Dr Antman reminded physicians to discontinue NSAIDs in any patient with MI, since risk for death or MI increases by 29% with NSAID use.

Aspirin should not be given with ibuprofen, which may negate the protective effects of aspirin. If both drugs are necessary, ibuprofen should be given 8 hours ahead of aspirin, he said.

NSAIDs and the Kidney

Michael E. Farkouh, MD, director, Mt. Sinai Heart Clinical Trials Unit, New York City, emphasized that dose-dependent renal effects occur in up to 5% of patients after long-term use of NSAIDs.

Patients most at risk include those with an age-related decline in glomerular filtration rate, hypovolemia, loop diuretic use, heart failure, cirrhosis, and nephrosis.
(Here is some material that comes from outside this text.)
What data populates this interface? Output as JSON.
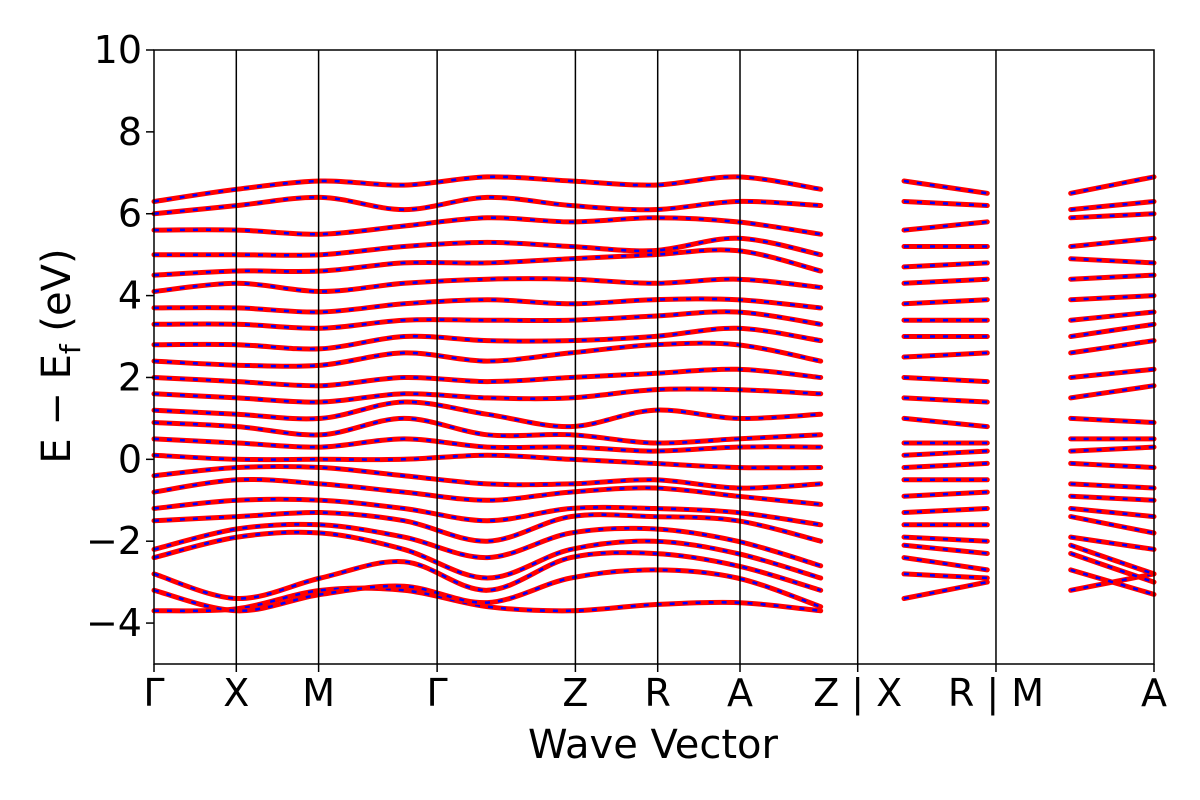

Risk for acute renal failure with NSAIDs varies by agent, according to a recent epidemiologic study. Naproxen and rofecoxib carry the highest adjusted relative risk compared with nonexposure to NSAIDs (about 1.5-fold); risk with celecoxib is 1.5 and with meloxicam (Mobic) is nearly 1.3. Multiple studies have demonstrated that adverse renal effects with rofecoxib are dose-related. Much of the problem is linked to an aggravation of hypertension with NSAIDs; therefore, close blood pressure monitoring is mandatory.

A new COX-2 inhibitor that is not currently available in the United States, lumiracoxib (Novartis), shows an improved renal safety profile and a reduced association with heart failure, Dr Farkouh said.